# 2015 reunion



## Phatstax (Feb 16, 2014)

Who is going to the reunion?


----------



## eejack (Jul 14, 2012)

wrong site.


----------



## Phatstax (Feb 16, 2014)

I assume that means you will not be attending?


----------



## 99cents (Aug 20, 2012)

I'm confused. Did some old, over the hill, disbanded rock band announce an "I owe taxes" reunion tour?


----------



## partyman97_3 (Oct 11, 2009)

Can you explain a little bit, what reunion.


----------



## Batfink (Jul 9, 2014)

Is there free food and drinks at your family reunion? I think there is a few of us that may make it down for that! Thanks for the invite!:thumbup:


----------



## 99cents (Aug 20, 2012)

Some of these guys go to a family reunion to pick up women...


----------



## eejack (Jul 14, 2012)

Phatstax said:


> I assume that means you will not be attending?


Not my sort of crowd.


----------



## Phatstax (Feb 16, 2014)

I am talking about the 47th IBEW Reunion being held in Montgomery, TX. June 21-27, 2015. All the cool kids are gonna be there. Except for Eejack. I'll try to save a seat for you just in case.


----------



## sbrn33 (Mar 15, 2007)

I wanna go. This sounds super fun. Kinda funny having it in Texas.


----------



## wendon (Sep 27, 2010)

eejack said:


> Not my sort of crowd.


What do you have against these guys???


----------



## Phatstax (Feb 16, 2014)

All brothers and sisters are welcome to bring their families! You are guaranteed to meet some wonderful people!


----------



## eejack (Jul 14, 2012)

Phatstax said:


> I am talking about the 47th IBEW Reunion being held in Montgomery, TX. June 21-27, 2015. All the cool kids are gonna be there. Except for Eejack. I'll try to save a seat for you just in case.
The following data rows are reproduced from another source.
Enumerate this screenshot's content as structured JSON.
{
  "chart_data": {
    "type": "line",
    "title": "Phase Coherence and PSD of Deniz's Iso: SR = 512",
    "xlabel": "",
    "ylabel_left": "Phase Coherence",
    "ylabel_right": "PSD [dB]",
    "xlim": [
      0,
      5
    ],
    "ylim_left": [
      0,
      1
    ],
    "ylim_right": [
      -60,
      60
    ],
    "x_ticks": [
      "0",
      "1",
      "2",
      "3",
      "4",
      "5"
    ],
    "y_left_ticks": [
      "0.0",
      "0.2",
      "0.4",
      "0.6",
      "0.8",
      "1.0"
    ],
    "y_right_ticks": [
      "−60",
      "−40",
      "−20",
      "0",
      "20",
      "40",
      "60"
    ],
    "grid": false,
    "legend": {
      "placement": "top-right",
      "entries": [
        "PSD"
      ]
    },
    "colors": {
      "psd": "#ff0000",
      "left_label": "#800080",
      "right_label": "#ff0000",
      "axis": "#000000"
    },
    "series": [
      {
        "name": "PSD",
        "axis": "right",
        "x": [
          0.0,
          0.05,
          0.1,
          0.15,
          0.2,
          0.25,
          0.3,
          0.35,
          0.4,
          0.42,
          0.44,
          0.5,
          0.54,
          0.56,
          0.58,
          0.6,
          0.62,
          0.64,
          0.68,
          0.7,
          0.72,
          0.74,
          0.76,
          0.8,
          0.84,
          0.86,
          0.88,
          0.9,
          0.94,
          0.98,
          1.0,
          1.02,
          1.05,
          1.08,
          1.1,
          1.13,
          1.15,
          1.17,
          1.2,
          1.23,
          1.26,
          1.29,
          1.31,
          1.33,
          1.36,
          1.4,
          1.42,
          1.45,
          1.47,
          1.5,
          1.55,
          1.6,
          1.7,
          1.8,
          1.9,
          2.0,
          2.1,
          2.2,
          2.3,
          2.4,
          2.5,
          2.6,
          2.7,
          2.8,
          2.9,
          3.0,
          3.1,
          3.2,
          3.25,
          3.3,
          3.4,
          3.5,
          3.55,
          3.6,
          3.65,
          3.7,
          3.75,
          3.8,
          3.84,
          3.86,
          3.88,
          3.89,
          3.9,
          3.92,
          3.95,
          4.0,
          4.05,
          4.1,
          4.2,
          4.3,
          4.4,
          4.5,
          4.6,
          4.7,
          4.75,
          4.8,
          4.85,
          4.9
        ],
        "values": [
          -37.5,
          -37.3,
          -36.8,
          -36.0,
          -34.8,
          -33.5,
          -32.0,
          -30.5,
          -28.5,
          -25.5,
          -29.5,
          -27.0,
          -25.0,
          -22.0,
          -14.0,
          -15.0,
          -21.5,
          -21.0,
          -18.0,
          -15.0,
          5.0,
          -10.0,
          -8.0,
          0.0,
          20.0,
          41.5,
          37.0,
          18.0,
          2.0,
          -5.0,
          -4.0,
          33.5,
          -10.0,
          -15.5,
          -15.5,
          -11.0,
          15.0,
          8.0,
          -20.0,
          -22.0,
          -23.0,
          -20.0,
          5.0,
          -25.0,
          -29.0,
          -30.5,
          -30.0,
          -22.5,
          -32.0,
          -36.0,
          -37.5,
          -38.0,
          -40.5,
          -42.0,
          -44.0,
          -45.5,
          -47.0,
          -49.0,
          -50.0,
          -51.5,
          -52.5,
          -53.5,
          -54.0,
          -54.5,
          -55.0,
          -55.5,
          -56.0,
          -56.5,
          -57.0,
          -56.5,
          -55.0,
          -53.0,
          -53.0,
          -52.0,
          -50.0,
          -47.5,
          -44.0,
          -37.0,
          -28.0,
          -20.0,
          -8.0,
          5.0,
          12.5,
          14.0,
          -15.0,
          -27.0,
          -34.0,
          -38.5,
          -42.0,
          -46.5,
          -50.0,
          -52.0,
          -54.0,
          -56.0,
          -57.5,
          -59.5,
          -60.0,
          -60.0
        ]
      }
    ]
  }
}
Thanks for the kind thought but me and the left hand crowd don't see eye to eye.


----------



## Phatstax (Feb 16, 2014)

Understood. Please remember you are always welcome to come, as all of our brothers and sisters, and their families are too!


----------



## Cl906um (Jul 21, 2012)

I thought the reunion was kinda a flea thing. Last time I was asked to hang out I ended up on the outside. Was kinda weird for me. Asked to hang, but on the outside. Awkward for sure.


----------



## Cl906um (Jul 21, 2012)

sbrn33 said:


> I wanna go. This sounds super fun. Kinda funny having it in Texas.


I never took you for a unionized person


----------



## Cl906um (Jul 21, 2012)

Phatstax said:


> I am talking about the 47th IBEW Reunion being held in Montgomery, TX. June 21-27, 2015. All the cool kids are gonna be there. Except for Eejack. I'll try to save a seat for you just in case.


Fun loving electricians. Never got the thumb bumping mentality. Keep ibew working by screwing things up? That's not right.


----------



## Phatstax (Feb 16, 2014)

The reunion is for all members of the IBEW and their families. Everyone is welcome. As far as that other stuff, I don't know enough about it to speak on the subject.


----------